Karar gazetesi yazarı Taha Akyol, ekonomi kötü yönetildiği için Türk Lirası'nın eridiğini belirterek, "Türkiye’nin özellikle CB sisteminde hızla krize sürüklenmesinde iki sebep artık açıkça bellidir: Biri siyasette rasyonellikten uzaklaşma … Öbürü kurumların siyaseten ezilmesi… İşte, iktisat ilminin prensiplerine değil, siyasi çıkarlara göre izlenen zikzaklı politikalar… Kurumsal planda da Merkez Bankası’nın uzun vadeli para politikaları oluşturamaz hale getirilmesi… Bu yanlışları “dış güçler” falan gibi hamaset zarfına sarmak, sorunları büsbütün ağırlaştırdı." diye yazdı.

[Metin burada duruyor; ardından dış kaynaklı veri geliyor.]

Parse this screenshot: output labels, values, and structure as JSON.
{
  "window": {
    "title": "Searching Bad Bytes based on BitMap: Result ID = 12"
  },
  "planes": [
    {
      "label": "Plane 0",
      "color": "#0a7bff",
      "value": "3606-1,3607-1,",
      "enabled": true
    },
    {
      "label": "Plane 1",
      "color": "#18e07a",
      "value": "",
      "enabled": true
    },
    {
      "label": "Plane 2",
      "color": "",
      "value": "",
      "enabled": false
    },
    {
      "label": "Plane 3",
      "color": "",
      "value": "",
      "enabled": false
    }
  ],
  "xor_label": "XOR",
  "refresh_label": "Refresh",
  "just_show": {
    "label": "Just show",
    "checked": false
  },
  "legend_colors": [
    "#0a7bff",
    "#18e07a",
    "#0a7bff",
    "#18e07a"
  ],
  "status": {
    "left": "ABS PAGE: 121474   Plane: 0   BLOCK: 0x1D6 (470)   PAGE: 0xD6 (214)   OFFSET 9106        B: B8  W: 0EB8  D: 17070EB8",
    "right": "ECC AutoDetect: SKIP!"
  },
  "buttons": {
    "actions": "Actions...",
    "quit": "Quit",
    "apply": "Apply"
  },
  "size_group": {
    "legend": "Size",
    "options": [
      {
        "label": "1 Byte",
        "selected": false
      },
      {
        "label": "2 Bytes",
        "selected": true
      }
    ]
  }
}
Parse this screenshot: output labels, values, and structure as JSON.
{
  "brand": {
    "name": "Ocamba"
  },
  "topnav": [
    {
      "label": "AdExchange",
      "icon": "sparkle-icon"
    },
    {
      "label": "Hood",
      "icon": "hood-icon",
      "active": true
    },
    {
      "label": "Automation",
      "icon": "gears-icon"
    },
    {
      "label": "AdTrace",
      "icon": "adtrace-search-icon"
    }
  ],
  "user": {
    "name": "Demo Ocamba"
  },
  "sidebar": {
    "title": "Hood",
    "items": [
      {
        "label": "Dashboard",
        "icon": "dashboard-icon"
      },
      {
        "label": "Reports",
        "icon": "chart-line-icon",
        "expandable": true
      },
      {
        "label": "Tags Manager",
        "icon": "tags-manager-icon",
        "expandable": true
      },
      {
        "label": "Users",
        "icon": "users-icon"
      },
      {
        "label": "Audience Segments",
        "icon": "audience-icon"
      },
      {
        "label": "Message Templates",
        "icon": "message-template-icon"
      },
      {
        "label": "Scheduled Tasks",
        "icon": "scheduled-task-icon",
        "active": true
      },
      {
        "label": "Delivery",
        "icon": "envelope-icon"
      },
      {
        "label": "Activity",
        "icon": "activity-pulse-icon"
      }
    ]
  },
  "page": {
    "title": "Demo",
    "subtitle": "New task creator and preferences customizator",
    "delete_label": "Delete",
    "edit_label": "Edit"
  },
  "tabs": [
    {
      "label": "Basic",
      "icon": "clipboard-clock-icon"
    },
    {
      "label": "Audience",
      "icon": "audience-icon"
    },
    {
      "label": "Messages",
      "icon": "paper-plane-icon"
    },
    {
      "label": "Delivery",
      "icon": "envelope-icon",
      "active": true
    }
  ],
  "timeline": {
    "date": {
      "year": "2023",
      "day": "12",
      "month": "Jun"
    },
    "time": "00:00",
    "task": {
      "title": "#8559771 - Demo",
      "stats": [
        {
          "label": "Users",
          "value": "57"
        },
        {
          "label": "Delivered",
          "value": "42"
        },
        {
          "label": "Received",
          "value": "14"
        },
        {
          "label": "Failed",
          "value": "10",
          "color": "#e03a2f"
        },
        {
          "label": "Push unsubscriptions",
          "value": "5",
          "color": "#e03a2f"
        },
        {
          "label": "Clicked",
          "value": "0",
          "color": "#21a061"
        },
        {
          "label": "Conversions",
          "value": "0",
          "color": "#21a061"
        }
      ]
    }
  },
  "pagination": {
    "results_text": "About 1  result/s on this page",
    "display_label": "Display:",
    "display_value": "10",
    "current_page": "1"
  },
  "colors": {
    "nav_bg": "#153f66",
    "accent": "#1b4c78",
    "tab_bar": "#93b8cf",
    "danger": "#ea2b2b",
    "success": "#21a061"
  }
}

Dini kavramlara yer verilen yeni anayasa söyleminin, seçimlerdeki temel argümanlardan biri olabileceği endişesini taşıdığına işaret eden Akyol, "Çünkü, dinin bir partiyle, bir siyasetle, o siyasetin kusurlarıyla özdeşleştirilmesi hem samimi dindarların kabul edemeyeceği ağır bir vebaldir… Hem sorunlarımızın çözümü için gereken rasyonel politikaların daha bir unutulup ülkenin “orta gelir tuzağı”nda kalması gibi ağır bir milli mesuliyettir.
En büyük düşmanımız, ülkemizin gelişme hızını kesen kendi kusurlarımızdır. Biz Almanya veya Japonya gibi bilim ve hukuk temelli gelişmiş bir ülke olsak hangi “düşman” ne yapabilir?!." ifadelerini kullandı.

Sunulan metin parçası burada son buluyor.